Although the light intensity angle distributions in both the vertical and horizontal directions seem to be unaffected by the shadowing effect due to the curved light guide, those in the horizontal direction have slight asymmetry. Indeed, an illuminance distribution calculated using the ray-tracing simulation in the far field with a distance from the spotlight of 2 m has slight asymmetry as shown in Fig. 6. The $x$ and $y$ directions in the global Cartesian coordinate system correspond to horizontal and vertical directions, respectively. The illuminance distribution is asymmetric in the horizontal direction, whereas it is symmetric in the vertical direction.

This asymmetric feature seems to be due to an illuminance distribution asymmetry at the flat end surface placed at the focal point.

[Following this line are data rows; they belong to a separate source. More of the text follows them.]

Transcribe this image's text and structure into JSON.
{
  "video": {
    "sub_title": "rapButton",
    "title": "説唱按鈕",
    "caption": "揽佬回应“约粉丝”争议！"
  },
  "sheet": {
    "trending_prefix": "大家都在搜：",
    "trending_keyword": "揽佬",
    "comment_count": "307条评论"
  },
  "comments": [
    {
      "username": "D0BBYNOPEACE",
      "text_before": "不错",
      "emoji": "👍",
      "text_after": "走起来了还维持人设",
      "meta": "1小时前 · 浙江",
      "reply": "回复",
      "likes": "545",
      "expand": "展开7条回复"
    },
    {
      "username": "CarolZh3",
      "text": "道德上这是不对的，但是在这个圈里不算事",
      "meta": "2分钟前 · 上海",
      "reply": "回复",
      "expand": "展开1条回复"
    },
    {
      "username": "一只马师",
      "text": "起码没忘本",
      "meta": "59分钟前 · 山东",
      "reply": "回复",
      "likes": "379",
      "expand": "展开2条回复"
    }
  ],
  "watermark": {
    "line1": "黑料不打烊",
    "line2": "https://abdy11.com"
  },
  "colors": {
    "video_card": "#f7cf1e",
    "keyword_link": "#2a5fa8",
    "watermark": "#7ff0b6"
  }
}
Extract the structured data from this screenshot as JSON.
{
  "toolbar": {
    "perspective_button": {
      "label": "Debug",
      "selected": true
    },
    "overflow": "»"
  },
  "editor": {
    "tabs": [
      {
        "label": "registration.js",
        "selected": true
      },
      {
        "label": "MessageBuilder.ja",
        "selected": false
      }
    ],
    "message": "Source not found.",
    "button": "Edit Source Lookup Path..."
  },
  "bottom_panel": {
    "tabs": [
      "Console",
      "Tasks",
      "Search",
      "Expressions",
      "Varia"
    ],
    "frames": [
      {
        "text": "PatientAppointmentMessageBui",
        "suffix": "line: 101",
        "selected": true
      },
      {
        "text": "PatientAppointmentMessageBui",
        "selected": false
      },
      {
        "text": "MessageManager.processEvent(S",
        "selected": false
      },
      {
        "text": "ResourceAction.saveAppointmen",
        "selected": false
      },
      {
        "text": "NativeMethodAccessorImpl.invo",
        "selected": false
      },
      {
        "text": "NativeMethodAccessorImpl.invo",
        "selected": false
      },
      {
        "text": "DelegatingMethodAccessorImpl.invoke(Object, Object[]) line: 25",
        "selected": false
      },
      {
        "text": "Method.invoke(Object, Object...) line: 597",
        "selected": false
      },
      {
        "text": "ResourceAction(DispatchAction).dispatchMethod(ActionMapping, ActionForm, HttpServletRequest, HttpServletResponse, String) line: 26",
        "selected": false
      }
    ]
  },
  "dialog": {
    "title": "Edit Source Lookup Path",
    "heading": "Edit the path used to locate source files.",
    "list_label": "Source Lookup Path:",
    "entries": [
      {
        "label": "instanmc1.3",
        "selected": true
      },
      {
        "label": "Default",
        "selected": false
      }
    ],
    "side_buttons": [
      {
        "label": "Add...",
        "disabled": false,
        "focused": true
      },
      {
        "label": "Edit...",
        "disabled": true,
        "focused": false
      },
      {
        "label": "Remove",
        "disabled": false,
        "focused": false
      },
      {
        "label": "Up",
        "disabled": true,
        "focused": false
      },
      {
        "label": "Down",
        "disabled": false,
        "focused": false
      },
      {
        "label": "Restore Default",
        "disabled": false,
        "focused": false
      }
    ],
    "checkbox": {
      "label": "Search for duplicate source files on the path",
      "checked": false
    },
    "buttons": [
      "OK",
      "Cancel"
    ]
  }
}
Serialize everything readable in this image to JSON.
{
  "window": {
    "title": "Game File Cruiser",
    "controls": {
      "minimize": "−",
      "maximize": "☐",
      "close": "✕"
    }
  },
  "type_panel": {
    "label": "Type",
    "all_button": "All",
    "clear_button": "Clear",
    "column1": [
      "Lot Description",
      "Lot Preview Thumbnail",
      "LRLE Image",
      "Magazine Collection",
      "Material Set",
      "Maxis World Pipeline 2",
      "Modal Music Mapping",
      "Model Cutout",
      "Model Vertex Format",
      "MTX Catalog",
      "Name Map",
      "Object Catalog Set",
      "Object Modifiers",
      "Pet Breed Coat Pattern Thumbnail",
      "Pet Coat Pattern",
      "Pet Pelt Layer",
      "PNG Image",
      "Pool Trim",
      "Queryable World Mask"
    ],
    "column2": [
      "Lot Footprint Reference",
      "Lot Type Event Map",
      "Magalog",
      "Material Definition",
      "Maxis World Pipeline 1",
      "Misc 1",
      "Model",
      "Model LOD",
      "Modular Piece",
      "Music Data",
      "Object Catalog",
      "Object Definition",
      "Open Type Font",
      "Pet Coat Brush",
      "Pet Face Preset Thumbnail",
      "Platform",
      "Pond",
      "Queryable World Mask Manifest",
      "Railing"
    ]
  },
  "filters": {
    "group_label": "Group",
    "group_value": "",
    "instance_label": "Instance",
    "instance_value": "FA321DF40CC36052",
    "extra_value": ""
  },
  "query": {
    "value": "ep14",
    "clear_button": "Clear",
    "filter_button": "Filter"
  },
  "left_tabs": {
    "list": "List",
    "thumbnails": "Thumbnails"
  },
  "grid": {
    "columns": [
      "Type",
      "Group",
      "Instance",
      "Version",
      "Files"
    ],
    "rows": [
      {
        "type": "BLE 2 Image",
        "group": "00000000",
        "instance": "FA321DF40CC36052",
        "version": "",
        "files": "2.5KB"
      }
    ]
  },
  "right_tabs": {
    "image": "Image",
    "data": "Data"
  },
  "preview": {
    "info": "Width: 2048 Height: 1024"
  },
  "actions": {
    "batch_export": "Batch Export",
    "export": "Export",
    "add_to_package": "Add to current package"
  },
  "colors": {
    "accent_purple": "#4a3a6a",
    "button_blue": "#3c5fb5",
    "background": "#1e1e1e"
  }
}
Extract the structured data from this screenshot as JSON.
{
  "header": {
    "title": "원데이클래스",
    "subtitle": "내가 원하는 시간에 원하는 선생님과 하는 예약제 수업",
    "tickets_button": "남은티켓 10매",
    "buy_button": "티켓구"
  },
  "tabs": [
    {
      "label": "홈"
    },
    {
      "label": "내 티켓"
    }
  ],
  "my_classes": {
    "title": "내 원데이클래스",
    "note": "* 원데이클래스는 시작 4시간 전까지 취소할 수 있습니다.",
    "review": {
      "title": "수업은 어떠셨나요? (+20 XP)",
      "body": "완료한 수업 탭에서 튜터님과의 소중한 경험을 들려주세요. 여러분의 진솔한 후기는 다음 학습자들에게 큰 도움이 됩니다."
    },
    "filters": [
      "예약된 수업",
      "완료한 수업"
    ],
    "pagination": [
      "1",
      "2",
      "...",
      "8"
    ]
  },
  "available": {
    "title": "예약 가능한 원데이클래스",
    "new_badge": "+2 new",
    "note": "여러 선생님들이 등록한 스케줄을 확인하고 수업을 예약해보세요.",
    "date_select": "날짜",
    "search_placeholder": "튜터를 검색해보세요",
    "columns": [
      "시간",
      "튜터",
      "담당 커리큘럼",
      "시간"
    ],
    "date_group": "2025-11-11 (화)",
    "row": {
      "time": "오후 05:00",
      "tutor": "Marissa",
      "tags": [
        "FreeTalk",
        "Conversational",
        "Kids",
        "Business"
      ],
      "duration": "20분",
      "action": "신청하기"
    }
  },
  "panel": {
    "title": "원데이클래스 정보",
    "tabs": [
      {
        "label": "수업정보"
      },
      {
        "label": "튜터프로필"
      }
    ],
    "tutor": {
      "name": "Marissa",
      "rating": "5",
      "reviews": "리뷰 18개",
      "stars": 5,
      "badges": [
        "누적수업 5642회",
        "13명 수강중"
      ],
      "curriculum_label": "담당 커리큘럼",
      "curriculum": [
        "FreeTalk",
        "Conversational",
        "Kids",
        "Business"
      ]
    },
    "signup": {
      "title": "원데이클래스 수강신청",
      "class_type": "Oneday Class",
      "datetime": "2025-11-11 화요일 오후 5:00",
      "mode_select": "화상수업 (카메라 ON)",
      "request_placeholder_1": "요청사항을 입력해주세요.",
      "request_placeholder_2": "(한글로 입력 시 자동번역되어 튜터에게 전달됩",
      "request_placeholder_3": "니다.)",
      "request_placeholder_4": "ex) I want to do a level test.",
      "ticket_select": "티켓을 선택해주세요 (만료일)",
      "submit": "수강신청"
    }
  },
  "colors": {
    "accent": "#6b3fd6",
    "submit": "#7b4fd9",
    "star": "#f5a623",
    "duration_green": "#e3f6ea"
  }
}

Figure 7 shows the illuminance distribution on the flat end surface parallel to the $x - y$ plane of the global Cartesian coordinate. The $x$ and $y$ directions in the global Cartesian coordinate system correspond to the horizontal and vertical directions, respectively. The illuminance distribution is asymmetric in the horizontal direction, whereas it is symmetric in the vertical direction. This asymmetry can describe the light intensity angle distribution asymmetry. Thus, the asymmetry of the light intensity angle distribution should be removable when the position of the flat end surface is adjusted.

A power loss at the connection between the LED and the light guide flat surface can be suppressed when the LED is set closer to the surface. To realize this, however, the heatproof temperature of the light guide should be above the LED temperature. In the proposed optical system, the LED temperature can be low enough with large heat dissipator.

7. CONCLUSIONS

An optical system with LEDs to produce collimated illumination without disturbing reflected light is proposed. A curved light guide can generate a secondary light source, like a ghost, at a focal point of a collimator. A spotlight consisting of the curved light guide and a parabolic reflector is fabricated and shows that a collimated beam with a half-intensity angle of less than 4.3 deg can be realized with the reflector opening diameter of 90.0 mm.